Сумка была по-прежнему на руке, ее мулатка не выпустила — с этой сумкой она не расстанется, хоть шкуру с нее спустите! Она пыталась отряхнуться, рукой почистить юбку, держа босую ногу на весу, словно боялась поставить ее на землю и испачкать ступню или хотя бы кончики пальцев этой ступни, которую мог увидеть мужчина, тот, кого она, наконец-то, нашла, увидеть вблизи, там, наверху, и может быть, даже прикасаться к ней. Я почувствовал себя виноватым перед этой женщиной: за ее ожидание, и за то, что она упала, и за мое молчание, и в то же время — виноватым перед Луисой, моей женой, которой впервые со дня свадьбы понадобилась моя помощь, всего-то на секунду — только вытереть пот, покрывший ее лоб и плечи, поправить или снять лифчик, чтобы он ей не резал, и убаюкать ее нежными словами, чтобы к ней снова пришел исцеляющий сон. Но даже этой секунды я не мог уделить ей. Я ощущал присутствие двух мощных сил, которые почти парализовали меня и лишили дара речи: одна сила была внутренняя и одна — внешняя, одна перед моими глазами, а другая — за моей спиной. Я чувствовал себя обязанным обеим женщинам. Здесь была какая-то ошибка. За что мне было чувствовать себя виноватым перед женой? Только за короткую задержку в ту минуту, когда нужно было подойти и успокоить ее. А перед разгневанной незнакомкой и того меньше, хоть ей и кажется, что она меня знает и что именно я виновник ее неприятностей.

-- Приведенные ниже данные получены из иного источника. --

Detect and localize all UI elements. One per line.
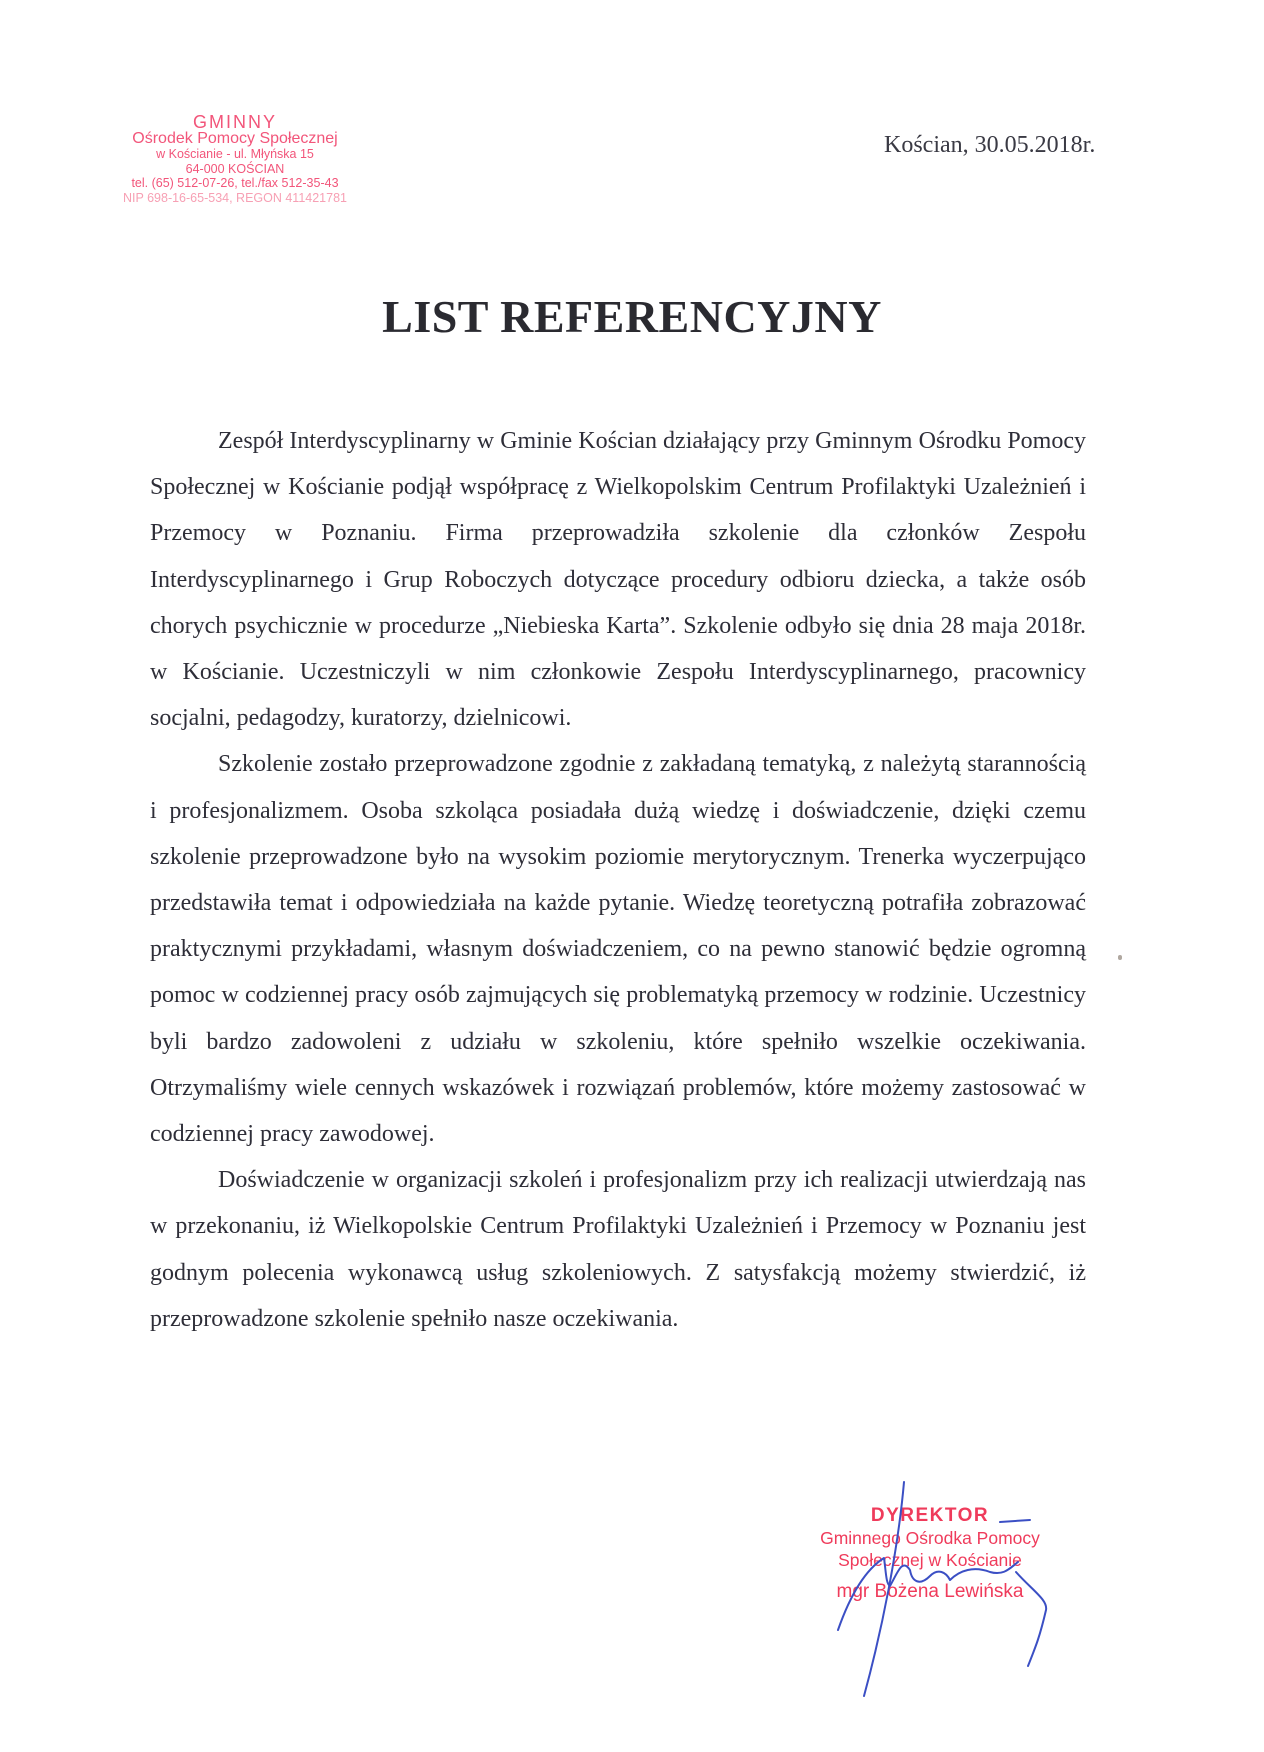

С трудом удерживая равновесие, мулатка пыталась надеть туфлю, не ступив при этом босой ногой на землю, но это никак ей не удавалось: юбка была слишком узкой, а ноги слишком длинными, так что все это время она не кричала, только цедила что-то сквозь зубы. Когда приводишь себя в порядок, все остальное может подождать. Но ей все же пришлось ступить на асфальт, и ступня тут же испачкалась. Мулатка резко подняла ногу, будто земля была заразной или обожгла ее, отряхнула пыль (так Луиса отряхивала сухой песок перед тем, как уйти с пляжа — иногда только с наступлением ночи), сунула ногу в туфлю, потом указательным пальцем свободной от сумки руки поправила задник (у Луисы бретелька лифчика наверняка съехала еще ниже, но мне сейчас это было не видно). Сильные ноги зашагали вперед так же решительно, как и прежде, и каблуки ее громко стучали по асфальту. Она сделала три шага, не поднимая глаз, а когда подняла их, когда снова открыла рот, чтобы оскорблять меня или угрожать мне, и рука ее уже готова была в сотый раз взмыть в воздух — коготь льва, готовый вцепиться и означающий «От меня не уйдешь» или «Попался!» или «Вместе в аду гореть будем!», — ее длинная обнаженная рука вдруг застыла, замерла, как замирает иногда рука атлета. Я мог разглядеть чисто выбритую подмышку (она тщательно подготовилась к свиданию). Она еще раз посмотрела куда-то влево от меня, потом прямо на меня, снова влево и снова на меня.
— Да что случилось? — опять спросила Луиса с кровати. Голос ее был робким, в нем слышался страх. Ее пугало то, что происходило в ее собственном теле, когда она так далеко от дома, и то, что происходило там, на балконе и на улице, происходило со мной и не происходило с ней (семейные пары быстро привыкают к тому, что все, что случается, имеет отношение к обоим). Была ночь, и в нашем номере все еще было темно, Луиса была, должно быть, в таком смятении, что даже не догадалась зажечь ночник на своей тумбочке. Мы были как на острове.
Женщина на улице замерла с открытым ртом, не в силах вымолвить ни слова, потом приложила к щеке руку, ту, что до этого собиралась взмыть вверх, но остановилась и заскользила вниз, разочарованная, пристыженная и притихшая. Недоразумение разъяснилось.
— Ой, извините, — произнесла женщина через несколько секунд. — Я обозналась.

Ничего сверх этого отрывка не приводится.